В Брера, перед воротами роскошного, увитого плющом современного здания, за входом в которое находился внутренний сад, похожий на кусочек леса, пересаженный в сердце города, Лаура порылась в сумочке и достала связку ключей.
– Ну, спокойной ночи, инспектор, – сказала она непринужденным тоном. – И еще раз спасибо за то, что сегодня спас мне жизнь.
– Да не за что, обращайся в любое время. Но, пожалуйста, зови меня Рикардо. Или Кардо, как делают мои друзья.
– Кардо, – медленно повторила Лаура, как бы смакуя звук этого слова. – А тебе идет, между прочим. Снаружи чертополох[27] – та еще колючка, но сердцевина у него мягкая, а цветы яркие…
Меццанотте изогнул бровь.
– Почему у меня создается впечатление, что ты знаешь обо мне гораздо больше, чем следовало бы? – спросил он ее, но Лаура не ответила, прикрываясь загадочной улыбкой.
В течение нескольких секунд они просто стояли на тротуаре и смотрели друг на друга. Свет уличного фонаря заставлял сверкать золотые искорки, испещрявшие изумрудную зелень ее глаз. Рикардо задавался вопросом, только ли он один ощущает это нежелание расставаться, как будто за сегодняшний вечер между ними протянулась невидимая нить, которую, чтобы уйти, он должен был разорвать.
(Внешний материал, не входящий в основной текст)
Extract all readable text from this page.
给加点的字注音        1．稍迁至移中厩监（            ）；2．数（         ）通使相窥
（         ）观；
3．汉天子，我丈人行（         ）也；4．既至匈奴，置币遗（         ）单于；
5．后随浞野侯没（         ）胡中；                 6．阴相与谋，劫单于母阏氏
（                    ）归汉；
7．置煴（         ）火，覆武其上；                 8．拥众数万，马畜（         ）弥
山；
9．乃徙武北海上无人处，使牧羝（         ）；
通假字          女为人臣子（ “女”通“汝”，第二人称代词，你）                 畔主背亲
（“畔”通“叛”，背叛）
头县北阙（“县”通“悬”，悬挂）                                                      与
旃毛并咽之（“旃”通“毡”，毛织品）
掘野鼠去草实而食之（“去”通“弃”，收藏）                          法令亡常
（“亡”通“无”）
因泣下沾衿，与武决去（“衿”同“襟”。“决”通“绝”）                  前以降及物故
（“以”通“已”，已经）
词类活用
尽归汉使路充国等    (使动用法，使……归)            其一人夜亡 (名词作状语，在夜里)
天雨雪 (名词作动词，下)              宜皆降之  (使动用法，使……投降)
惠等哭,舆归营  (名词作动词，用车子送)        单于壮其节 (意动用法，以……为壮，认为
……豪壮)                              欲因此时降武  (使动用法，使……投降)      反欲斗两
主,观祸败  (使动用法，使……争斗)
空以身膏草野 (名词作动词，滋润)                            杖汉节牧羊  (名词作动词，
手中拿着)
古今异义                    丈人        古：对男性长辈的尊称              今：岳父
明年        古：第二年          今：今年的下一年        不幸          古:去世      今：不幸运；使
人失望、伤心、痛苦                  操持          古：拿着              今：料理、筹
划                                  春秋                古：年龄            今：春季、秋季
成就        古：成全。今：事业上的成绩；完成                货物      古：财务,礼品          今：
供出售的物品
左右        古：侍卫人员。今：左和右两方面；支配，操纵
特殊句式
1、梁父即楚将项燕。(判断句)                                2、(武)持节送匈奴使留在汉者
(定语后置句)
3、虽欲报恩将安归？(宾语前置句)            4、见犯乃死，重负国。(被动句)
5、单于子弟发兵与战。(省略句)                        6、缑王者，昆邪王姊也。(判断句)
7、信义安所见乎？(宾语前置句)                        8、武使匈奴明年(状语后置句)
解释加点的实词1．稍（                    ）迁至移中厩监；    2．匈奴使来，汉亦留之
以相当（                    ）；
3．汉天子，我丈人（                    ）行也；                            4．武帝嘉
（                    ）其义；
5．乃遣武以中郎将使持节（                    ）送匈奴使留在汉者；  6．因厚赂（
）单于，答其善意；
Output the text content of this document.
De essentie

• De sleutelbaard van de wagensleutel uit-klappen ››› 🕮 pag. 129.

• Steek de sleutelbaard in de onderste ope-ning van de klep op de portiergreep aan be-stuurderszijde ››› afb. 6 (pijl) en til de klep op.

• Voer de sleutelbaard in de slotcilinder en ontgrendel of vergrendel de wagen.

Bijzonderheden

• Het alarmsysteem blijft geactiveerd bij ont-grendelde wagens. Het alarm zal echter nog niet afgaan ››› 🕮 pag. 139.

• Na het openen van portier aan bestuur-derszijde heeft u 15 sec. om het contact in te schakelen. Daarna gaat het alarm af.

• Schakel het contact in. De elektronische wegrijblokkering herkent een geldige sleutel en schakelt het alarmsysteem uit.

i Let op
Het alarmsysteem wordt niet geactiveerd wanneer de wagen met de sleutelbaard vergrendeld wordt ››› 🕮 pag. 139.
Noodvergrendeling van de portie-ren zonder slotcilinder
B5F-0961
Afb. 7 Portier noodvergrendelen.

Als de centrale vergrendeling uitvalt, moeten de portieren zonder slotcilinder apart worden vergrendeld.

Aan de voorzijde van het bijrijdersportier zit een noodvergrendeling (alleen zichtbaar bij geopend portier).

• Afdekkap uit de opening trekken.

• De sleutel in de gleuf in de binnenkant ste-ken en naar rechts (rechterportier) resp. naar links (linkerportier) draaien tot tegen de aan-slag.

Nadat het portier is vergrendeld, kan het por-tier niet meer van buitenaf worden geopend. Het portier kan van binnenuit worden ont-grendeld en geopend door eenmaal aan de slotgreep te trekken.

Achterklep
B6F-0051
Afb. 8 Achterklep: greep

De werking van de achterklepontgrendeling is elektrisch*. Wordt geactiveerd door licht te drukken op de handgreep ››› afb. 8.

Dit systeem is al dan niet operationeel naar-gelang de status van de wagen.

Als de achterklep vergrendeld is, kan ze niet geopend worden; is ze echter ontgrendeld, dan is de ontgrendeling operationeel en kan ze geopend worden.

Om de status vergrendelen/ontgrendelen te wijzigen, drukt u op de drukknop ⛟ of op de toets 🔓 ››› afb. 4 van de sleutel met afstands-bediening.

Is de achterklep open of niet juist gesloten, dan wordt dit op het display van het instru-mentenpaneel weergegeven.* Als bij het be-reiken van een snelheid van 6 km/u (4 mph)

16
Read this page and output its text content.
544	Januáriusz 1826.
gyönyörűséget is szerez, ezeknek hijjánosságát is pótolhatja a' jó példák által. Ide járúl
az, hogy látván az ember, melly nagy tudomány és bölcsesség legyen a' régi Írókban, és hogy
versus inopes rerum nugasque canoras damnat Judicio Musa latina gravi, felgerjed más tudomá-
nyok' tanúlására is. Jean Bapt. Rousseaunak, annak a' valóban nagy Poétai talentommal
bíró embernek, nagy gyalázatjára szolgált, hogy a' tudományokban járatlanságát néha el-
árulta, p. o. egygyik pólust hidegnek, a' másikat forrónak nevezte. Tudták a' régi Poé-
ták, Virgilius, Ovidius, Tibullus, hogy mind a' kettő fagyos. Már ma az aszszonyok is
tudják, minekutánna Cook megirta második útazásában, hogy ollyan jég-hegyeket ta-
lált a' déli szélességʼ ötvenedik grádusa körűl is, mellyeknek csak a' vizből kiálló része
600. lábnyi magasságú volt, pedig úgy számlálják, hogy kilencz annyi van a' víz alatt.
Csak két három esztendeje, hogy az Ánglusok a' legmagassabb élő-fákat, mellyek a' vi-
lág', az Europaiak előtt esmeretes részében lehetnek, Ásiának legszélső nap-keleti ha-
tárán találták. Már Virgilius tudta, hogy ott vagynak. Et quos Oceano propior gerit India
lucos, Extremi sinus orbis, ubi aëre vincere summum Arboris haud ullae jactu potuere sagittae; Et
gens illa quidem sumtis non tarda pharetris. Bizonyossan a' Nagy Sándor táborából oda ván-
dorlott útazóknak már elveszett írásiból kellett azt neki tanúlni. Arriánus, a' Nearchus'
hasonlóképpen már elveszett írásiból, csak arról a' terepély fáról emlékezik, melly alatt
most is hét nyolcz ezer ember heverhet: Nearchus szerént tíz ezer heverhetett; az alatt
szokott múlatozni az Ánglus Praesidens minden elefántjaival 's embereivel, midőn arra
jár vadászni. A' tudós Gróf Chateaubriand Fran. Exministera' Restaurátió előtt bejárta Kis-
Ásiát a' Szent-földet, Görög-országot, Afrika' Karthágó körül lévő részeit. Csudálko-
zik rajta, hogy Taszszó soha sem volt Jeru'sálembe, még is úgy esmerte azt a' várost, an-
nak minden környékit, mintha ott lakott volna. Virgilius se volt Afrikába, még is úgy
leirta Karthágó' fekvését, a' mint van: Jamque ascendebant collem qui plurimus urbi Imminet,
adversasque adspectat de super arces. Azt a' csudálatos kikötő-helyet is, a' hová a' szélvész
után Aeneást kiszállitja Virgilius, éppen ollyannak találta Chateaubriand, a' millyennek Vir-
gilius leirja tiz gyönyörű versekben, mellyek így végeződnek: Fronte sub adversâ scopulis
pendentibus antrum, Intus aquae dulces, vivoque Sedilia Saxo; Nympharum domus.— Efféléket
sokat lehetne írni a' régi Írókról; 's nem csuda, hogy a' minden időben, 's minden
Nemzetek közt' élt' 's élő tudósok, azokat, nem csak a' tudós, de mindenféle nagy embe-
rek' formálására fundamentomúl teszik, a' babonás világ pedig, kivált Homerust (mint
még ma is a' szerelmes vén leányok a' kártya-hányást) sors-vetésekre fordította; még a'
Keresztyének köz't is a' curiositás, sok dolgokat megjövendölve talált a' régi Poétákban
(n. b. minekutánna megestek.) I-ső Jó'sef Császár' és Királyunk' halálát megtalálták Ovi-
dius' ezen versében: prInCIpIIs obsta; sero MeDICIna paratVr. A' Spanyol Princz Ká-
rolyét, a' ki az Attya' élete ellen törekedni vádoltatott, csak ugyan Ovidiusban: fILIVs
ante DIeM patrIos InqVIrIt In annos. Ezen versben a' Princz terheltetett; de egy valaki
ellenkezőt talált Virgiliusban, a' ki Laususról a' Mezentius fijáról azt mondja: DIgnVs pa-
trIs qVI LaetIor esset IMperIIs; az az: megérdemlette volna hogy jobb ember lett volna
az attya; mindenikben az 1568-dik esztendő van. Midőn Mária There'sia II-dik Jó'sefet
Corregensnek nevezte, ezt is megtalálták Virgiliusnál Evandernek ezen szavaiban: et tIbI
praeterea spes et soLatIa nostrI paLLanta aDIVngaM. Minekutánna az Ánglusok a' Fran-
Однако оставаться там до бесконечности было нельзя, поэтому Рикардо прервал паузу, положив свою руку на ее и промурлыкав ей на ухо «спокойной ночи», а затем наклонился, чтобы расцеловать ее в щеки. Когда он переходил от одной к другой, на кратчайшие мгновения их лица оказались напротив друг друга, на расстоянии дюйма. Меццанотте почувствовал мгновенное желание поцеловать ее и попытался приблизить свои губы к губам Лауры, но, почувствовав, что она напряглась, пресек свое желание в зародыше и возобновил свой путь ко второй щеке. Все это было очень быстро, настолько, что посторонний взгляд не заметил бы ничего, кроме почти незаметного колебания в его движении.